Absolute eosinophil count is a blood test in which the concentration of a cell is measured. A person has more than 500 eosinophils per microliter, the person is diagnosed with eosinophilia. 

Increased eosinophil number can be an indicator of the following conditions like Acute hypereosinophilic syndrome, eczema (skin disorder, itchy or inflamed skin), asthma, or hay fever, it also a sign of various autoimmune disorders. Eosinophilia is also an indicator of leukemia, it is also used as a diagnosis for the early stages of Cushing’s disease, it is a disorder where the cortisol hormone concentration is higher than normal.

Eosinophils’ low count or low concentration can be attributed as the result of intoxication from alcohol. If a person is suffering from Cushing’s syndrome they too have abnormally low counts of eosinophil. Generally, low levels of eosinophils are not considered life-threatening conditions unless all the other white cell counts are also abnormally low. Such conditions generally arise due to abnormality or disorder in the bone marrow. 

Eosinophilic conditions in the body include eosinophilic esophagitis, a disorder of the alimentary canal specifically the esophagus, this is generally referred to as esophageal eosinophilia. Another condition is eosinophilic colitis, which is the eosinophilia of the large intestine. It can occur in various organs but these are the most common that suffer from eosinophilia.


Interpretation of Test Result

The normal concentration of eosinophilia in the body is about 0.0 to 6.0%. The absolute eosinophil count can be calculated by the eosinophil number in blood multiplied by the total white blood cell count. On average the normal concentration range is from 30- 35. If the concentration is above 500, an eosinophilic condition is diagnosed. It is also categorized as mild, moderate, and severe. It has a concentration range from  500–1,500 eosinophil cells per microliter for mild, moderate has a range of 1,500 to 5,000 eosinophil cells per microliter, and severe greater than 5,000 eosinophil cells per microliter.

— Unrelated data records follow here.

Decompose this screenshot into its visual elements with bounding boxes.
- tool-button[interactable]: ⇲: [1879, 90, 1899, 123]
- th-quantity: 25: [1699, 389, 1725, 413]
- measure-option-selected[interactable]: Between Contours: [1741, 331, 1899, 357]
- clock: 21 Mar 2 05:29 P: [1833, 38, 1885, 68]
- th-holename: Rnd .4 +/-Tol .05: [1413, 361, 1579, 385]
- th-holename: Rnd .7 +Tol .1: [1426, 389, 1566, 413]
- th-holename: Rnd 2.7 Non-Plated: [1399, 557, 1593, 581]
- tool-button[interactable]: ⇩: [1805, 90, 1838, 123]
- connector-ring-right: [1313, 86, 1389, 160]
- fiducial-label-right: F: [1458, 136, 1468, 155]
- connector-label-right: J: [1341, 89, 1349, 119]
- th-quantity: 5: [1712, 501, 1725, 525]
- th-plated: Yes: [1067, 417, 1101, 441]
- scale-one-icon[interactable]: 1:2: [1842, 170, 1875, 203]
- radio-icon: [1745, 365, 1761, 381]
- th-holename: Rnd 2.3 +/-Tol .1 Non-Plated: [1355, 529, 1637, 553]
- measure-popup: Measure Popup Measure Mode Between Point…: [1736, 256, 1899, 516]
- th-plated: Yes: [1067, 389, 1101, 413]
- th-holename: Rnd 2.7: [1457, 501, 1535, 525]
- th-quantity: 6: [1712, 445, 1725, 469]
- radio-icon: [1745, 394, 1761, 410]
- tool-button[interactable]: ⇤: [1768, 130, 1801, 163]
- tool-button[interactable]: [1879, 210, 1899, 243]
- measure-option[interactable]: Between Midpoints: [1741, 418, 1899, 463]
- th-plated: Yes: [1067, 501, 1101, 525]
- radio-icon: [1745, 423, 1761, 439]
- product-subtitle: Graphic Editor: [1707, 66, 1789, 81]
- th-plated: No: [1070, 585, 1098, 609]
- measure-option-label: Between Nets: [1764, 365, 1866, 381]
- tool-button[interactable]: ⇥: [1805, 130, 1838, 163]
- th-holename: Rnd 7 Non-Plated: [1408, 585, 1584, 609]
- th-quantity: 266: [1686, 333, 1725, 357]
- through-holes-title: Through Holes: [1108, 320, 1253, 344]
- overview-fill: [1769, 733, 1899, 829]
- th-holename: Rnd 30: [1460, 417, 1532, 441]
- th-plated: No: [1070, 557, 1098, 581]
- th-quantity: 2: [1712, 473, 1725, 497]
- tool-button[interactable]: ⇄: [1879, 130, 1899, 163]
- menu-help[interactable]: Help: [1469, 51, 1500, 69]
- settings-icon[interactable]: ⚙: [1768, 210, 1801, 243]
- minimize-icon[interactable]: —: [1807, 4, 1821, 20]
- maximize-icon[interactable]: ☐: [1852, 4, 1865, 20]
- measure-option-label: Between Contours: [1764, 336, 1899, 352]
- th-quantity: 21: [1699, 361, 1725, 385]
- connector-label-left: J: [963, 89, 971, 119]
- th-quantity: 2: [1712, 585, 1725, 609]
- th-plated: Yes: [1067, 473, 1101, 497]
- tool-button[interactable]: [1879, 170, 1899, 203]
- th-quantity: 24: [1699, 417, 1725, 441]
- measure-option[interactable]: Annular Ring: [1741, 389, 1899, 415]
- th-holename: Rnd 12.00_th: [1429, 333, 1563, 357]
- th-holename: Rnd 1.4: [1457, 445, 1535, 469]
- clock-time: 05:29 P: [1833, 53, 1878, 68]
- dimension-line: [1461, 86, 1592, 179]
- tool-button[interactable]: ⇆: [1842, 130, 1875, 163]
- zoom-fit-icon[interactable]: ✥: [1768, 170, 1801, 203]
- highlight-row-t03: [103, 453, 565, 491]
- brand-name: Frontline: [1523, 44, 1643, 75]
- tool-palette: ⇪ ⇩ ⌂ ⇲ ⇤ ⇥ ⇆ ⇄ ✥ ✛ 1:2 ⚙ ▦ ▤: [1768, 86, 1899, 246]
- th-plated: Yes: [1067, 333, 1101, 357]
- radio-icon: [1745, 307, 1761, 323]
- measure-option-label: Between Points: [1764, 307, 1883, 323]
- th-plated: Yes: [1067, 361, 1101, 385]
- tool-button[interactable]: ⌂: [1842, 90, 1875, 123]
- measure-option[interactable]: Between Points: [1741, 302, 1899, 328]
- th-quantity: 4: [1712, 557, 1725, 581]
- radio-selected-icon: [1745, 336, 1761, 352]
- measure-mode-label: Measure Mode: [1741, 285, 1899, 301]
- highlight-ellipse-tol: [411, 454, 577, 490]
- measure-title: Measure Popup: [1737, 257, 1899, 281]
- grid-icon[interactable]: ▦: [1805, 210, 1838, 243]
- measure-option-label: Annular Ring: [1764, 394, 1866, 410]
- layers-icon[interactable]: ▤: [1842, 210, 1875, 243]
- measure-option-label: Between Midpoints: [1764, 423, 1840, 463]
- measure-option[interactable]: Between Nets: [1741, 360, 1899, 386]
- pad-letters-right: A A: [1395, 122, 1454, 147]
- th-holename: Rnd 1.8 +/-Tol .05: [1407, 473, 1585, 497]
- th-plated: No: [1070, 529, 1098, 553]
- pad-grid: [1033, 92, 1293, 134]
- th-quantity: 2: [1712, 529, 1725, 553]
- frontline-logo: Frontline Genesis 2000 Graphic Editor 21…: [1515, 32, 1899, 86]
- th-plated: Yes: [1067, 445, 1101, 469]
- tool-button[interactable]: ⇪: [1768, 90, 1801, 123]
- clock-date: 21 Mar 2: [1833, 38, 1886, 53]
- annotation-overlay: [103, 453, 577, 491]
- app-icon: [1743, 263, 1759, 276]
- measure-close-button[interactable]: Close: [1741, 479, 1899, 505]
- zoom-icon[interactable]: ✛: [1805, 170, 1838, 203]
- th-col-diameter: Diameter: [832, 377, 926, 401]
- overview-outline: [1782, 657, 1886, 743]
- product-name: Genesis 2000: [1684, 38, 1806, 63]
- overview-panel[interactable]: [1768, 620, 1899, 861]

FAQs (Frequently Asked Questions)

1. State the Eosinophils Meaning and the Function of Eosinophils.

Ans- It is a type of granulocytic white blood cell. They play an important function in a hypersensitive reaction as well as host immune response against endoparasitic infections. They are also involved in the inflammatory response.

2. State Some Reason For Eosinophils’ Low Count in the Body.

Ans- the low count of eosinophil can be due to alcohol abuse. Another reason is also due to the overproduction of the cortisol hormone.

3. State the Name of Dye Used For Staining Eosinophil.

Ans- Eosine is the dye that is being used, it gives the red colour to the cytoplasm of the cell. It is an acidic dye.